Ja, er hat sich heute angewöhnt, immer, wenn ich rede, den Saal zu verlassen. Das passiert mir jetzt gerade zum dritten Mal. Ich vermerke das mit Aufmerksamkeit.
Mit dem Haushalt 2002/2003 hatten wir dazu eigentlich eine gute Gelegenheit. Wir wären darüber wirklich nicht böse gewesen, aber wenn man Ihren Bericht, Herr Minister, so weiterliest, dann wird mir wirklich bange. Sie schaffen Schaltstellen, Koordinationsbüros, Sie reden, Sie reden und Sie reden – Entscheidungen werden keine getroffen. Sie wollen über eine ABM die Kulturarbeit in den Kommunen analysieren lassen, Sie wollen aus der Kulturentwicklungskonzeption ein Beschäftigungsprogramm machen. Aber, meine Damen und Herren, das ist nicht das Ziel. Wir wollen nicht in erster Linie die Kulturarbeit der Kommunen unterstützen, das ist nämlich nicht unsere Aufgabe. Und – ich will hier wieder an Frau Bretschneider anknüpfen, das ist auch unsere Position – wir wollen und müssen als Land definieren, was wir fördern wollen.

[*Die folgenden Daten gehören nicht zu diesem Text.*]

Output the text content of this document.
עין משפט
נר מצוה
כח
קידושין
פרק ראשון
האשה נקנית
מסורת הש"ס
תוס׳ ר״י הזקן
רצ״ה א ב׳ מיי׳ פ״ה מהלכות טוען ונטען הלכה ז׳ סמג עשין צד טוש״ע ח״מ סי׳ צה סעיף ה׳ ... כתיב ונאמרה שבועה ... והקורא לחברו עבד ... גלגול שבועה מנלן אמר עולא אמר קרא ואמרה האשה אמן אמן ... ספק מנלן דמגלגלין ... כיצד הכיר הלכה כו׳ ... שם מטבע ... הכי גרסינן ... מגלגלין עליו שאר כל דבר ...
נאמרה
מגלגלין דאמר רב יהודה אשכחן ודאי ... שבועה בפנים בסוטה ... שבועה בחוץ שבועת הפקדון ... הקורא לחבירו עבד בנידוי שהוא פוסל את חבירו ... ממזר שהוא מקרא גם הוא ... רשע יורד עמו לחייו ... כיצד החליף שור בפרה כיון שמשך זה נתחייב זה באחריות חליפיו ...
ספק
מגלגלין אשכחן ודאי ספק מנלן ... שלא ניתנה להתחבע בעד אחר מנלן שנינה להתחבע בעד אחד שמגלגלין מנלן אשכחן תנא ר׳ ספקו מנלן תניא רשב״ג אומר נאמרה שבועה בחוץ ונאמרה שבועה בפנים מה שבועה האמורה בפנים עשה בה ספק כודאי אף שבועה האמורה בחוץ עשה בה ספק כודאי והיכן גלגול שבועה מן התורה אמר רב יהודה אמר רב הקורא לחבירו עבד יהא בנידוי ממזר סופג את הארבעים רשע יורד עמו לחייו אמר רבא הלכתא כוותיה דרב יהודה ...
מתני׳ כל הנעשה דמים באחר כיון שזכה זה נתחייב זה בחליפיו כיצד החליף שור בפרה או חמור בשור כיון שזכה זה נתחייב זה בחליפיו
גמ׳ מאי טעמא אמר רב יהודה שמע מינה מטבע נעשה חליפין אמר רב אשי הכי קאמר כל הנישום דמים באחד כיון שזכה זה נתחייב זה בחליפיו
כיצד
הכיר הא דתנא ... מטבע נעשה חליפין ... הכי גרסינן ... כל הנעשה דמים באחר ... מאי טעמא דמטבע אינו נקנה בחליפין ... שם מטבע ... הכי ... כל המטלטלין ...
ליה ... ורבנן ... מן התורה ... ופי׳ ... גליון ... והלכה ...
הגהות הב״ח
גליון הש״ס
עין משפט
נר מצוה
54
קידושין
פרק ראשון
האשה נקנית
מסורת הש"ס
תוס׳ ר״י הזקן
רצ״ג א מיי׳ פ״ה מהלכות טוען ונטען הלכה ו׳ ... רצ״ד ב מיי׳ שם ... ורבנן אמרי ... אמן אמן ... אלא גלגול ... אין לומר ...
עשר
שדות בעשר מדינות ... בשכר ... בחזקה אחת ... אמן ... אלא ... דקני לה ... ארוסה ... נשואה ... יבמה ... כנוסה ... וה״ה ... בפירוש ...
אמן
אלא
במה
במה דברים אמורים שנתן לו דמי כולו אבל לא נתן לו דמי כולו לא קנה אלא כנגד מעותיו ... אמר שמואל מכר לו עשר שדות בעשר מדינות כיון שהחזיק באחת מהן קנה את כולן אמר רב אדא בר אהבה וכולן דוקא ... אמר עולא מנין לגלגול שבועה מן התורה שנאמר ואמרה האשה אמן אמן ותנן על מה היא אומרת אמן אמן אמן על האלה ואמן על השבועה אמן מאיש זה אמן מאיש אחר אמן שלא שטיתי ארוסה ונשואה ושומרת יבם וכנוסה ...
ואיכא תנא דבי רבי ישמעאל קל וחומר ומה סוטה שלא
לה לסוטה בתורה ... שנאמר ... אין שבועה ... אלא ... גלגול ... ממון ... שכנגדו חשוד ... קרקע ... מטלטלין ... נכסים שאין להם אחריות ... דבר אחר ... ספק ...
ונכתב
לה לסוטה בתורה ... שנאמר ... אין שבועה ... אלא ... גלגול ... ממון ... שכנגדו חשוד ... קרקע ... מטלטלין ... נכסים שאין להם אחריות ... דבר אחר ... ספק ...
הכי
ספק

Und, Herr Kauffold, Ihr Ministerium kennt die Struktur. In zwölf Jahren sind doch bei Ihnen so viele Förderanträge eingegangen, dass Sie wissen, welche Strukturen wir haben. Was wir bis heute nicht geschafft haben, ist die Tatsache, dass wir neben den Theatern bestrebt sind, alles und jeden zu fördern.
Und darum kommen jedes Jahr die Musikschulen und nun auch die Filmleute. Wer ist es denn dann nächstes Jahr? Alle wollen nicht unbedingt mehr, meine Damen und Herren, sie wollen Verlässlichkeit und Planbarkeit.
Dann können sie auch damit leben, dass eventuell einmal Entscheidungen gegen den einen oder anderen getroffen werden.
Herr Friese, ich möchte eine klare Entscheidung, was wir fördern und wie wir es fördern, damit die Kulturschaffenden im Land endlich Klarheit darüber haben, wie sie zukünftig arbeiten können.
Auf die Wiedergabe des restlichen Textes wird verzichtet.